Anna Kirk Smith (Claire Frances Peasnall Memorial Award 2021), Transparent Bodies North Sea
Support for artists in 2021
Following last year’s first round of ‘Artists Respond’ grants made to artists in the City of Hull, East Riding of Yorkshire and Lincolnshire (including North and North East Lincolnshire), the St Hugh’s Foundation for the Arts is pleased to announce that it is making 5 more of these grants to support artists to engage in their practice at this challenging time.
Luke Dankoff, based in Hull, will use the award to contribute to artist fees during a period of development time for Same Circle Productions, working with a director and actor and with Hull LGBTQ+ organisations to develop a conversational and queer show which explores the issues of hyper-masculinity within the gay community.
Annie Griffith, a community music practitioner, will use the Artists Respond award to help her restart her Steampunk singing group in Lincoln, contributing to costs of hiring an accessible venue and recommencing the process of recording an album of original music with the group.
Josie Moon, a writer based in Grimsby, will use the funding to enable her to take time to think, read, and talk to fellow artists. Josie will reflect on necessary changes to her practice, seeking to understand what has happened and to express her response through new writing, including poetry.
Michael Sanders, a sculptor and photographer based in Manby, will return to ideas initiated in his ‘We Pump Unseen’ project in 2017. He will return to Scotland, developing new artwork, undertaking discussions with curators at national museums, and working with partners to take his work to the next stage.
Simon-Mary Vincent, a composer and performer based in Lincoln, will recommence work on two major composition projects: ‘Sister Moon’, a composition for 4-channel audio with live percussion, and ‘For Those Who Are Yet To Fall’, for 5-channel audio with live piano, which is an anti-war ‘piano concerto’, whose form and sonic materials are used both as a critique of war and as a ‘prayer’ for those affected by wars globally.
The Foundation is also pleased to announce that the second Claire Frances Peasnall Memorial Award has been given to Bridlington-based fine artist Anna Kirk-Smith. This Award is made possible thanks to generous support from the Claire Peasnall Trust, and given in memory of former St Hugh’s Arts Award recipient, Claire Peasnall.
Anna will be using the Award to spend a period of 28 days wild camping in the remote western Highlands. She describes this as a period of questioning, rethinking, refining; “working within and with the environment, reframing ideas of what ‘landscape painting’ can be and what it has the potential to communicate.” Anna has the ambition to share the work she will make on her return in informal community spaces such as “bothies, barns, campsites, living rooms and pubs”.

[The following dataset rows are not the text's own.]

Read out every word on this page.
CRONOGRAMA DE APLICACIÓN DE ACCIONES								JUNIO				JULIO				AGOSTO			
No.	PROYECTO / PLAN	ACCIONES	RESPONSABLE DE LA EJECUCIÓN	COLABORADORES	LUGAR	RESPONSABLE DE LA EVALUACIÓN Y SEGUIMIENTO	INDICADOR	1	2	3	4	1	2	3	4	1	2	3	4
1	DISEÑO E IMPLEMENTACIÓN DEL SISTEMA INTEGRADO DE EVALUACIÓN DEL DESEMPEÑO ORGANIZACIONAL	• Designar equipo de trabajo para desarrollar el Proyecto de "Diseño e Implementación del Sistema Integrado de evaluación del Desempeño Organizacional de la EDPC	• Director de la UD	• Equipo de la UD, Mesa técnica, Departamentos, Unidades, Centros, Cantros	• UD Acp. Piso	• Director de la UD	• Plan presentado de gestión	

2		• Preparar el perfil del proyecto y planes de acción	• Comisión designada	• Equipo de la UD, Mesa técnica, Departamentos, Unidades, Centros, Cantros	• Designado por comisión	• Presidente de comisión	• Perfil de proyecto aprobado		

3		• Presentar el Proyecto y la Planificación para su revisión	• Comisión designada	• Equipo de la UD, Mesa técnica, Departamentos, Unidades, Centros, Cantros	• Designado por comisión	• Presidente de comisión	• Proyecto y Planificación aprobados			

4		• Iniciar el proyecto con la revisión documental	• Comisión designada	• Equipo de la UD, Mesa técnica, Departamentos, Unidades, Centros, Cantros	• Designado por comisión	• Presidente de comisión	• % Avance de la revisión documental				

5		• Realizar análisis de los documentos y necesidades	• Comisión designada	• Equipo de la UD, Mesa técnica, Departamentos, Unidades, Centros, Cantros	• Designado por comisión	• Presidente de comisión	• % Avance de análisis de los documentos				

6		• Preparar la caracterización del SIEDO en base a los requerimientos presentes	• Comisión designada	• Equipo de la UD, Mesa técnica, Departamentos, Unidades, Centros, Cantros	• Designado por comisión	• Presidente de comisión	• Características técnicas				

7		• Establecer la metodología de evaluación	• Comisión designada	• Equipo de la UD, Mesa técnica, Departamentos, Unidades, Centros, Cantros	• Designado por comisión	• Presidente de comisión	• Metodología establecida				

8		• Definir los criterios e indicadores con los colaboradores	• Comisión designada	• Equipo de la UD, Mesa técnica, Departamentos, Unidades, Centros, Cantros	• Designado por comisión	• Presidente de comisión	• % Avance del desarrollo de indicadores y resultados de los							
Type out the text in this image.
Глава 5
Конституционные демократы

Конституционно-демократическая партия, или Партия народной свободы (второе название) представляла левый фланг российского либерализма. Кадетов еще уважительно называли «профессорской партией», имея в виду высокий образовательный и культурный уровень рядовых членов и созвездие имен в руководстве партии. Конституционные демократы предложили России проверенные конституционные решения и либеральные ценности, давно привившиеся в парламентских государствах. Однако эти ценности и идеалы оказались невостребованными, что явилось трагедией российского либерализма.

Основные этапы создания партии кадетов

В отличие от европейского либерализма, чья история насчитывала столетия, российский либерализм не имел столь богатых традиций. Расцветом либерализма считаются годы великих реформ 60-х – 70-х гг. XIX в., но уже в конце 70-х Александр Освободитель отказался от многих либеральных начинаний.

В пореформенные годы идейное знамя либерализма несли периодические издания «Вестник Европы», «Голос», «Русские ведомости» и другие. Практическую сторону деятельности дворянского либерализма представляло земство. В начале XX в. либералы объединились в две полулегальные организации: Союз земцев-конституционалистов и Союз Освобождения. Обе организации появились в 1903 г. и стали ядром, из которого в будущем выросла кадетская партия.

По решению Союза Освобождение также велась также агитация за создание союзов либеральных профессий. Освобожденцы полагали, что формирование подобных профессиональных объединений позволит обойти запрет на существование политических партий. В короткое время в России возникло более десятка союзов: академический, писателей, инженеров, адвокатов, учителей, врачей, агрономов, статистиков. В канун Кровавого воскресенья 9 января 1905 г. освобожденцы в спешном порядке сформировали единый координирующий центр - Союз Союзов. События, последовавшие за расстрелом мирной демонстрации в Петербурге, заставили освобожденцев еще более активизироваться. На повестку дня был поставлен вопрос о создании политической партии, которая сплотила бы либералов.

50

Katie Green, Chair of the St Hugh’s Foundation for the Arts describes: “We have been pleased to get our 30th anniversary year off to a great start by being able to make these six awards. However, there were so many other applicants whose ideas were of a high standard, making it very difficult for Trustees to reach our decisions. We were impressed with the range of creative and reflective responses to our Artist Respond and Claire Peasnall Memorial Fund invitations, with many artists paying particular attention this time to developing a sustainable practice, and projects deeply rooted in local communities, but also making the most of new-found opportunities to connect globally.”